Surtout, c’est pas très malin médicalement. Ces gens qui n’admettent pas la baisse normale de la testostérone, en pensant compenser avec des produits externes, dispensent l’organisme d’en fabriquer.

Par contre certains hommes dont les sur-bouffées de testostérone les ont poussés à des actes très répréhensibles viennent de se faire coincer. A ces super-virils qu’on ne sait pas bien calmer, je suggère qu’on les envoie rouler de façon intensive, un petit Ventoux côté Bedoin par exemple. Au retour ils devraient se tenir tranquilles.

Elles n’ont pas besoin de cela ces filles magnifiques qui ont fait le Tour de France un jour avant les hommes. Un Tour qui valait bien l’autre et riche d’exploits méconnus. Tel par exemple celui de la hollandaise Van Vieuten qui a monté l’Izoard plus vite que les champions du lendemain. Exploit demeuré dans une totale discrétion.

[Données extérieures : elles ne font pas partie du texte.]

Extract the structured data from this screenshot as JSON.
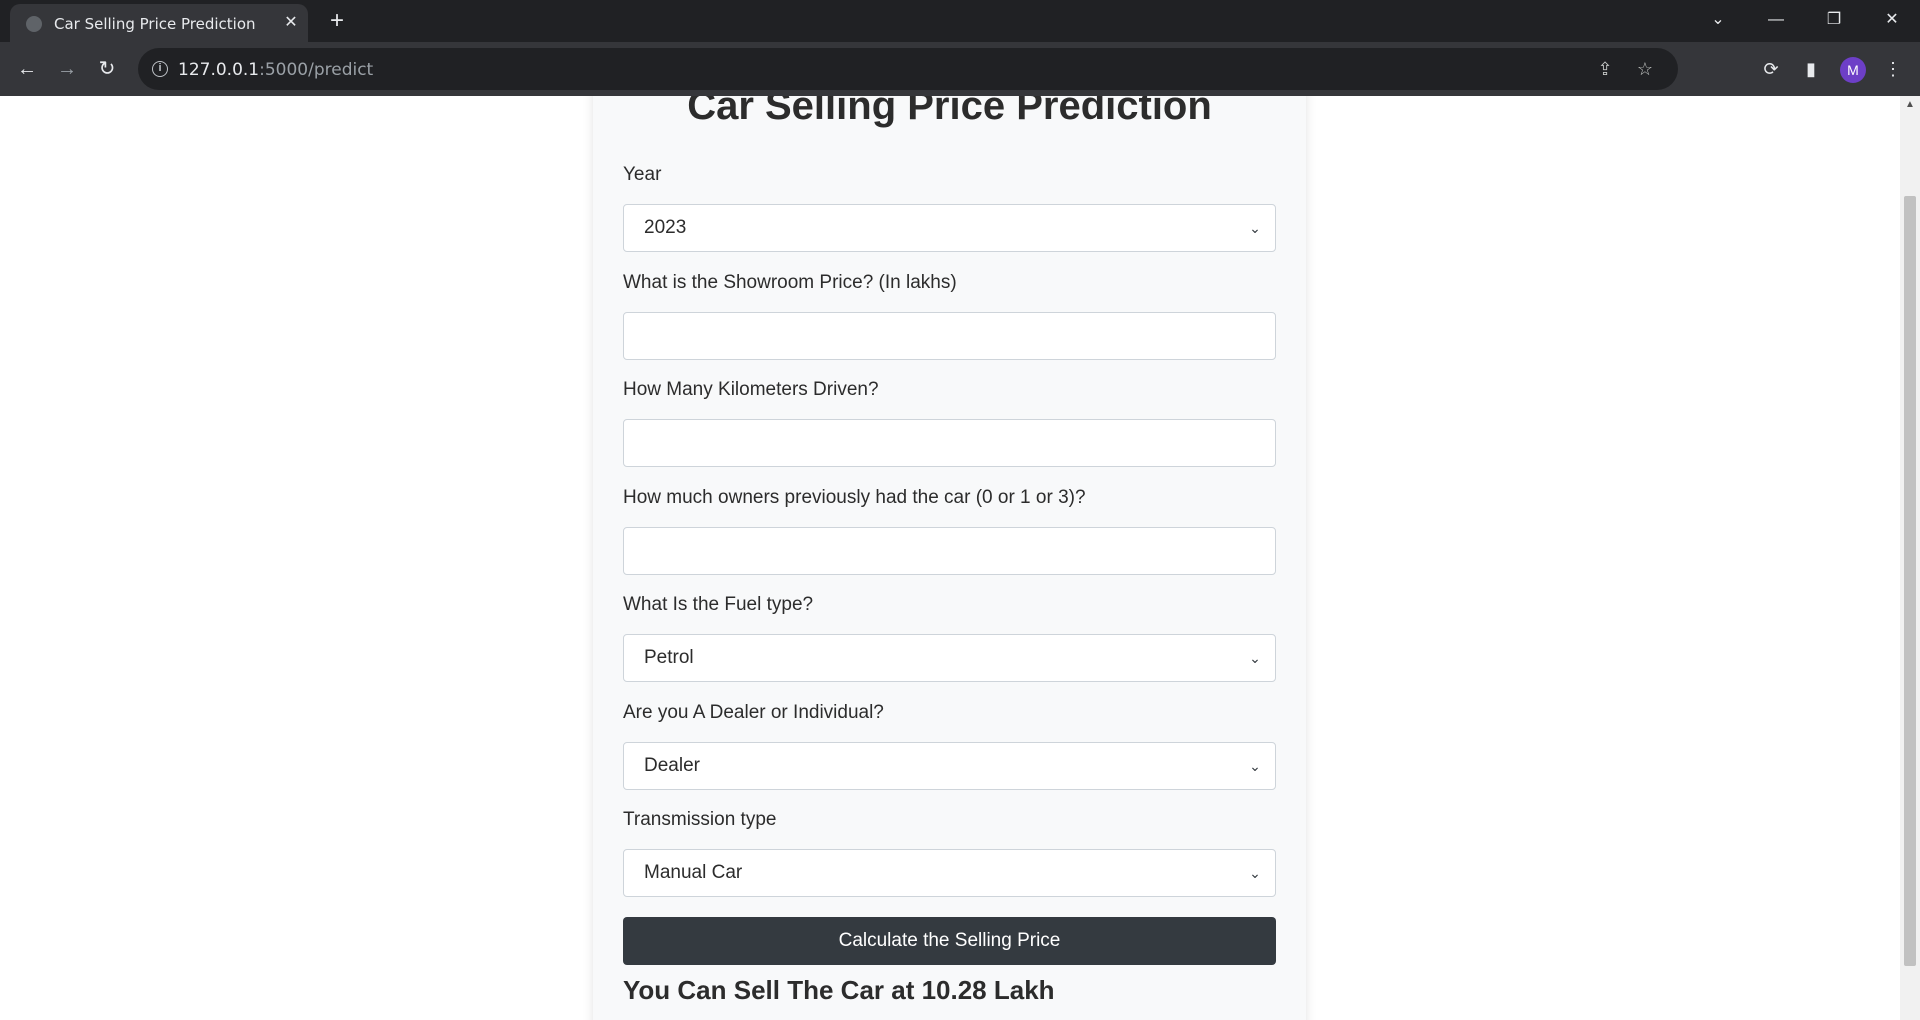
{
  "browser": {
    "tab_title": "Car Selling Price Prediction",
    "tab_close": "✕",
    "new_tab": "+",
    "url_host": "127.0.0.1",
    "url_path": ":5000/predict",
    "avatar_letter": "M"
  },
  "page": {
    "title": "Car Selling Price Prediction",
    "fields": [
      {
        "label": "Year",
        "type": "select",
        "value": "2023"
      },
      {
        "label": "What is the Showroom Price? (In lakhs)",
        "type": "input",
        "value": ""
      },
      {
        "label": "How Many Kilometers Driven?",
        "type": "input",
        "value": ""
      },
      {
        "label": "How much owners previously had the car (0 or 1 or 3)?",
        "type": "input",
        "value": ""
      },
      {
        "label": "What Is the Fuel type?",
        "type": "select",
        "value": "Petrol"
      },
      {
        "label": "Are you A Dealer or Individual?",
        "type": "select",
        "value": "Dealer"
      },
      {
        "label": "Transmission type",
        "type": "select",
        "value": "Manual Car"
      }
    ],
    "submit_label": "Calculate the Selling Price",
    "result_text": "You Can Sell The Car at 10.28 Lakh"
  },
  "icons": {
    "back": "back-arrow-icon",
    "forward": "forward-arrow-icon",
    "reload": "reload-icon",
    "info": "info-icon",
    "share": "share-icon",
    "bookmark": "star-icon",
    "extension": "extension-icon",
    "side_panel": "side-panel-icon",
    "menu": "kebab-menu-icon",
    "dropdown": "chevron-down-icon"
  },
  "colors": {
    "card_bg": "#f8f9fa",
    "button_bg": "#343a40",
    "browser_chrome": "#35363a",
    "avatar": "#6d3fc7"
  }
}
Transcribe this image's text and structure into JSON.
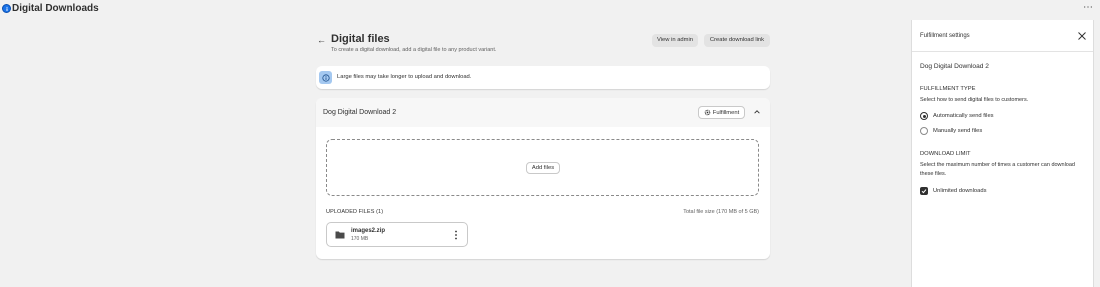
{
  "app": {
    "title": "Digital Downloads",
    "more_label": "⋯",
    "icon": "info-circle-icon"
  },
  "page": {
    "back_icon": "arrow-left-icon",
    "back_label": "←",
    "title": "Digital files",
    "subtitle": "To create a digital download, add a digital file to any product variant."
  },
  "actions": {
    "view_admin": "View in admin",
    "create_link": "Create download link"
  },
  "banner": {
    "icon": "info-icon",
    "text": "Large files may take longer to upload and download.",
    "accent_color": "#a4c8f0"
  },
  "product_card": {
    "title": "Dog Digital Download 2",
    "fulfillment_label": "Fulfillment",
    "add_files_label": "Add files",
    "uploaded_label": "UPLOADED FILES (1)",
    "total_size": "Total file size (170 MB of 5 GB)",
    "files": [
      {
        "name": "images2.zip",
        "size": "170 MB",
        "icon": "folder-icon"
      }
    ]
  },
  "panel": {
    "title": "Fulfillment settings",
    "product_name": "Dog Digital Download 2",
    "fulfillment_type": {
      "heading": "FULFILLMENT TYPE",
      "description": "Select how to send digital files to customers.",
      "options": [
        {
          "label": "Automatically send files",
          "selected": true
        },
        {
          "label": "Manually send files",
          "selected": false
        }
      ]
    },
    "download_limit": {
      "heading": "DOWNLOAD LIMIT",
      "description": "Select the maximum number of times a customer can download these files.",
      "unlimited_label": "Unlimited downloads",
      "unlimited_checked": true
    }
  }
}
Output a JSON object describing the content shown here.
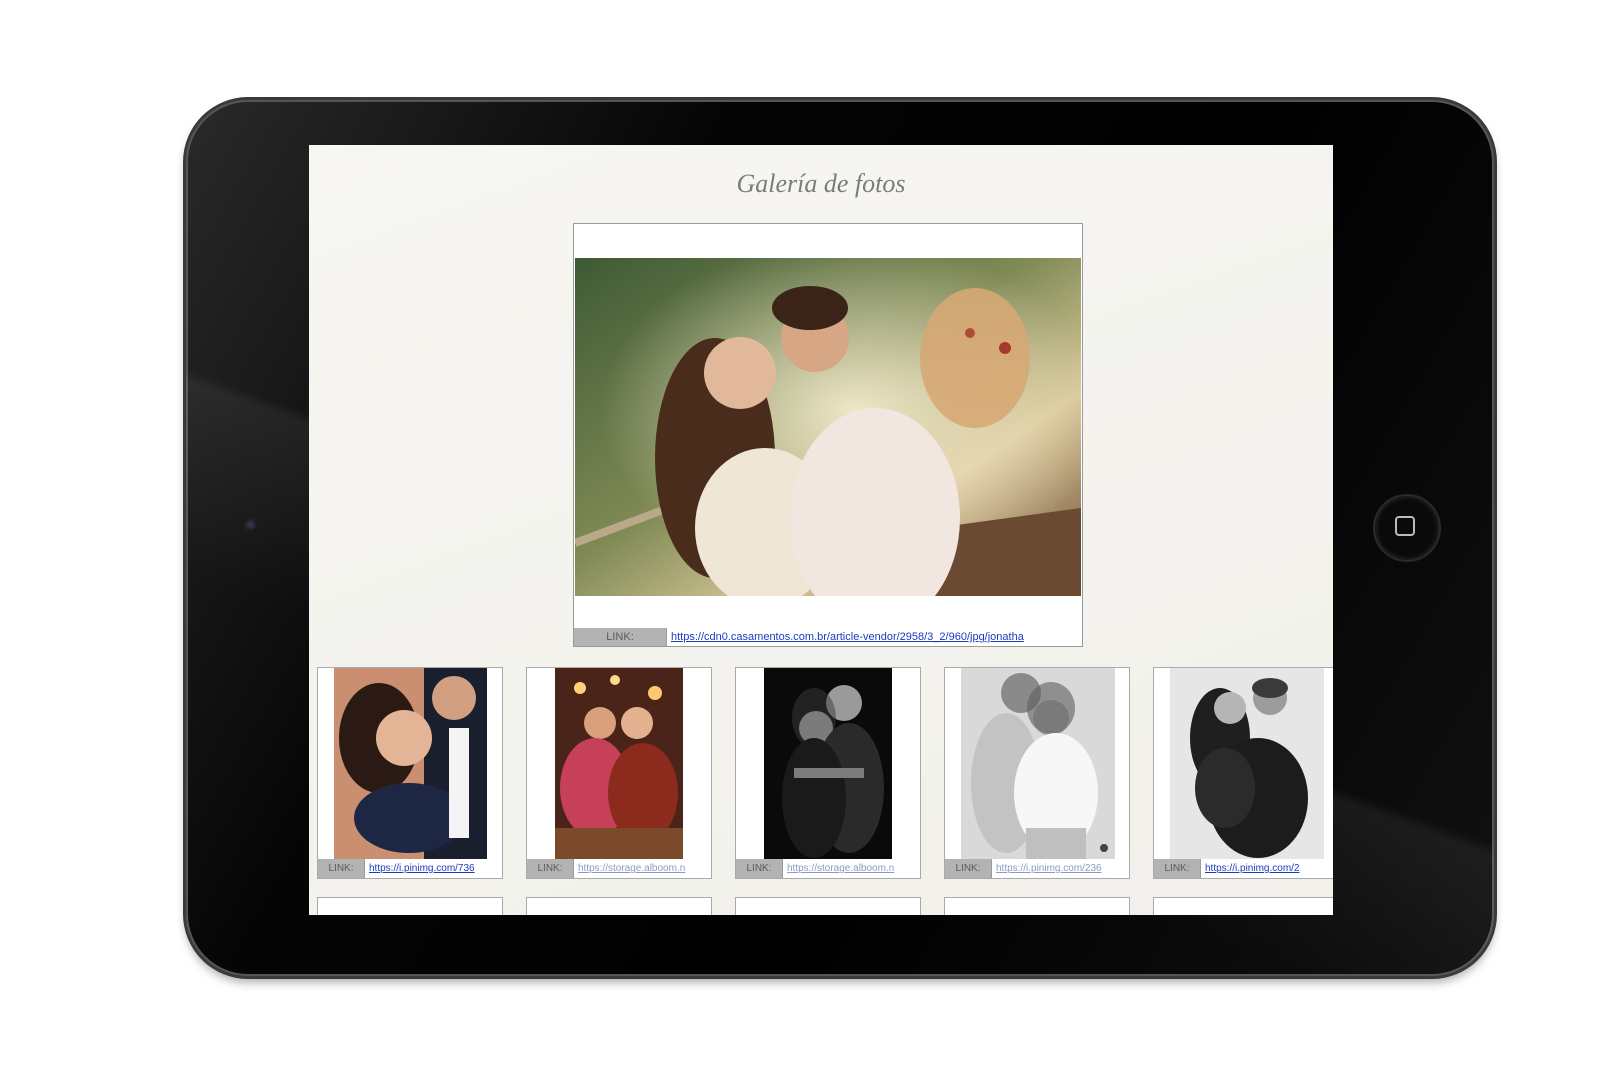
{
  "page": {
    "title": "Galería de fotos"
  },
  "main_photo": {
    "link_label": "LINK:",
    "link_url": "https://cdn0.casamentos.com.br/article-vendor/2958/3_2/960/jpg/jonatha"
  },
  "thumbnails": [
    {
      "link_label": "LINK:",
      "link_url": "https://i.pinimg.com/736"
    },
    {
      "link_label": "LINK:",
      "link_url": "https://storage.alboom.n"
    },
    {
      "link_label": "LINK:",
      "link_url": "https://storage.alboom.n"
    },
    {
      "link_label": "LINK:",
      "link_url": "https://i.pinimg.com/236"
    },
    {
      "link_label": "LINK:",
      "link_url": "https://i.pinimg.com/2"
    }
  ],
  "device": {
    "home_button_icon": "square-icon",
    "camera_icon": "camera-dot"
  }
}
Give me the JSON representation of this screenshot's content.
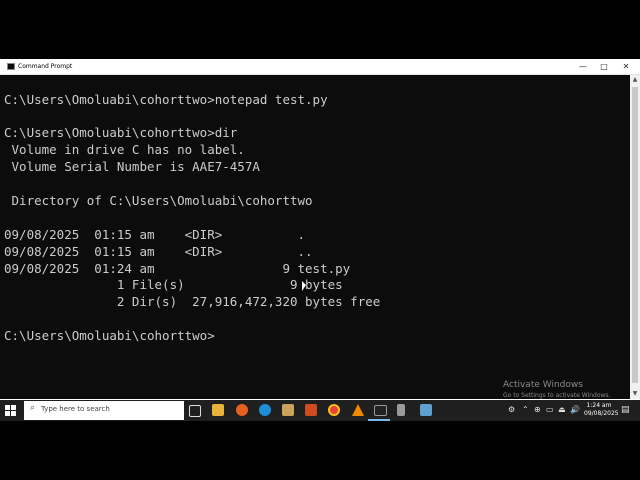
{
  "window": {
    "title": "Command Prompt",
    "minimize_glyph": "—",
    "maximize_glyph": "□",
    "close_glyph": "✕"
  },
  "console": {
    "lines": [
      "",
      "C:\\Users\\Omoluabi\\cohorttwo>notepad test.py",
      "",
      "C:\\Users\\Omoluabi\\cohorttwo>dir",
      " Volume in drive C has no label.",
      " Volume Serial Number is AAE7-457A",
      "",
      " Directory of C:\\Users\\Omoluabi\\cohorttwo",
      "",
      "09/08/2025  01:15 am    <DIR>          .",
      "09/08/2025  01:15 am    <DIR>          ..",
      "09/08/2025  01:24 am                 9 test.py",
      "               1 File(s)              9 bytes",
      "               2 Dir(s)  27,916,472,320 bytes free",
      "",
      "C:\\Users\\Omoluabi\\cohorttwo>"
    ]
  },
  "watermark": {
    "title": "Activate Windows",
    "subtitle": "Go to Settings to activate Windows."
  },
  "taskbar": {
    "search_placeholder": "Type here to search",
    "search_glyph": "⌕",
    "clock_time": "1:24 am",
    "clock_date": "09/08/2025",
    "tray_glyphs": [
      "⚙",
      "⌃",
      "⊕",
      "▭",
      "⏏",
      "🔊"
    ],
    "notification_glyph": "▤"
  },
  "colors": {
    "console_bg": "#0c0c0c",
    "console_fg": "#cccccc",
    "taskbar_bg": "#1f1f1f"
  }
}
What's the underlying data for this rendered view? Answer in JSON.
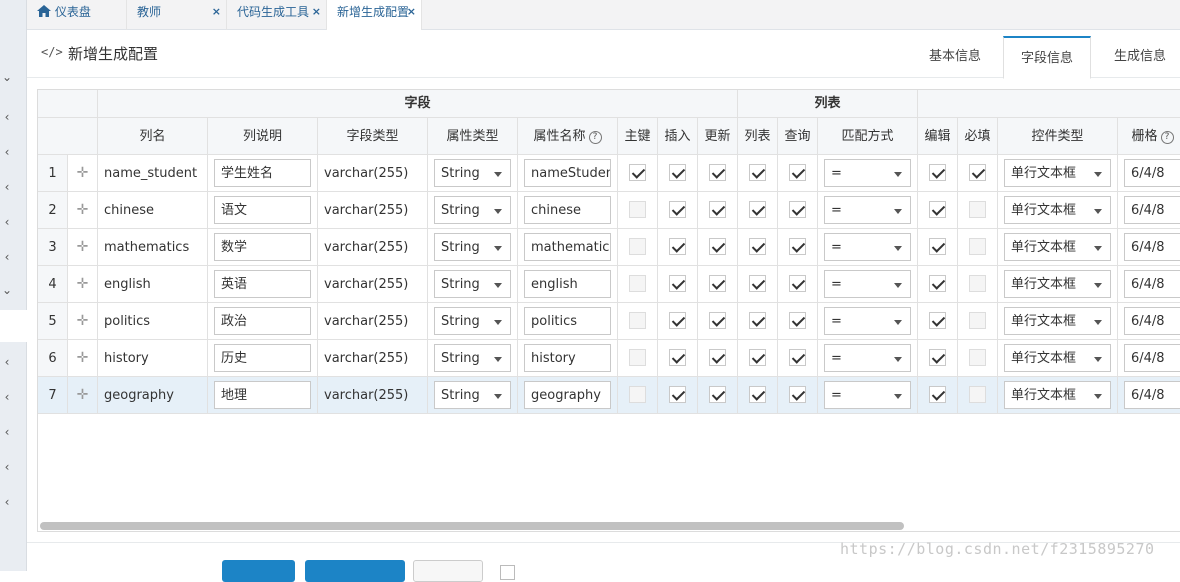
{
  "tabs": [
    {
      "label": "仪表盘",
      "icon": "home-icon",
      "closable": false
    },
    {
      "label": "教师",
      "closable": true
    },
    {
      "label": "代码生成工具",
      "closable": true
    },
    {
      "label": "新增生成配置",
      "closable": true,
      "active": true
    }
  ],
  "tab_close_glyph": "×",
  "page": {
    "title": "新增生成配置",
    "icon": "code-icon"
  },
  "subtabs": [
    {
      "label": "基本信息"
    },
    {
      "label": "字段信息",
      "active": true
    },
    {
      "label": "生成信息"
    }
  ],
  "grid": {
    "groups": {
      "field": "字段",
      "list": "列表"
    },
    "headers": {
      "col_name": "列名",
      "col_desc": "列说明",
      "field_type": "字段类型",
      "attr_type": "属性类型",
      "attr_name": "属性名称",
      "pk": "主键",
      "insert": "插入",
      "update": "更新",
      "list": "列表",
      "query": "查询",
      "match": "匹配方式",
      "edit": "编辑",
      "required": "必填",
      "control": "控件类型",
      "grid_size": "栅格"
    },
    "rows": [
      {
        "num": "1",
        "col_name": "name_student",
        "desc": "学生姓名",
        "field_type": "varchar(255)",
        "attr_type": "String",
        "attr_name": "nameStudent",
        "pk": true,
        "insert": true,
        "update": true,
        "list": true,
        "query": true,
        "match": "=",
        "edit": true,
        "required": true,
        "control": "单行文本框",
        "grid_size": "6/4/8"
      },
      {
        "num": "2",
        "col_name": "chinese",
        "desc": "语文",
        "field_type": "varchar(255)",
        "attr_type": "String",
        "attr_name": "chinese",
        "pk": false,
        "insert": true,
        "update": true,
        "list": true,
        "query": true,
        "match": "=",
        "edit": true,
        "required": false,
        "control": "单行文本框",
        "grid_size": "6/4/8"
      },
      {
        "num": "3",
        "col_name": "mathematics",
        "desc": "数学",
        "field_type": "varchar(255)",
        "attr_type": "String",
        "attr_name": "mathematics",
        "pk": false,
        "insert": true,
        "update": true,
        "list": true,
        "query": true,
        "match": "=",
        "edit": true,
        "required": false,
        "control": "单行文本框",
        "grid_size": "6/4/8"
      },
      {
        "num": "4",
        "col_name": "english",
        "desc": "英语",
        "field_type": "varchar(255)",
        "attr_type": "String",
        "attr_name": "english",
        "pk": false,
        "insert": true,
        "update": true,
        "list": true,
        "query": true,
        "match": "=",
        "edit": true,
        "required": false,
        "control": "单行文本框",
        "grid_size": "6/4/8"
      },
      {
        "num": "5",
        "col_name": "politics",
        "desc": "政治",
        "field_type": "varchar(255)",
        "attr_type": "String",
        "attr_name": "politics",
        "pk": false,
        "insert": true,
        "update": true,
        "list": true,
        "query": true,
        "match": "=",
        "edit": true,
        "required": false,
        "control": "单行文本框",
        "grid_size": "6/4/8"
      },
      {
        "num": "6",
        "col_name": "history",
        "desc": "历史",
        "field_type": "varchar(255)",
        "attr_type": "String",
        "attr_name": "history",
        "pk": false,
        "insert": true,
        "update": true,
        "list": true,
        "query": true,
        "match": "=",
        "edit": true,
        "required": false,
        "control": "单行文本框",
        "grid_size": "6/4/8"
      },
      {
        "num": "7",
        "col_name": "geography",
        "desc": "地理",
        "field_type": "varchar(255)",
        "attr_type": "String",
        "attr_name": "geography",
        "pk": false,
        "insert": true,
        "update": true,
        "list": true,
        "query": true,
        "match": "=",
        "edit": true,
        "required": false,
        "control": "单行文本框",
        "grid_size": "6/4/8",
        "selected": true
      }
    ]
  },
  "watermark": "https://blog.csdn.net/f2315895270"
}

Une fille probablement inapprochable et pas seulement à vélo. Par exemple je me souviens que nous montions à vélo avec un ami le Col des Deux vers Gresse quand nous fumes doublés par une vraie fusée  cycliste. Juste le temps de reconnaitre Jeannie Longo. Quelques qu’auraient pu être alors nos réflexions, bienveillantes ou tendancieuses, elles nous sont restées dans la gorge. Nous étions juste babas, sidérés.

Je ne sais pas si on peut en faire une loi, mais rien n’empêche d’essayer. Si une femme craint que sa trop jolie silhouette n’attire les yeux, voire les mains de certains malveillants, se faire des muscles bien visibles, et pourquoi pas à vélo, pourrait peut-être en éloigner la plupart.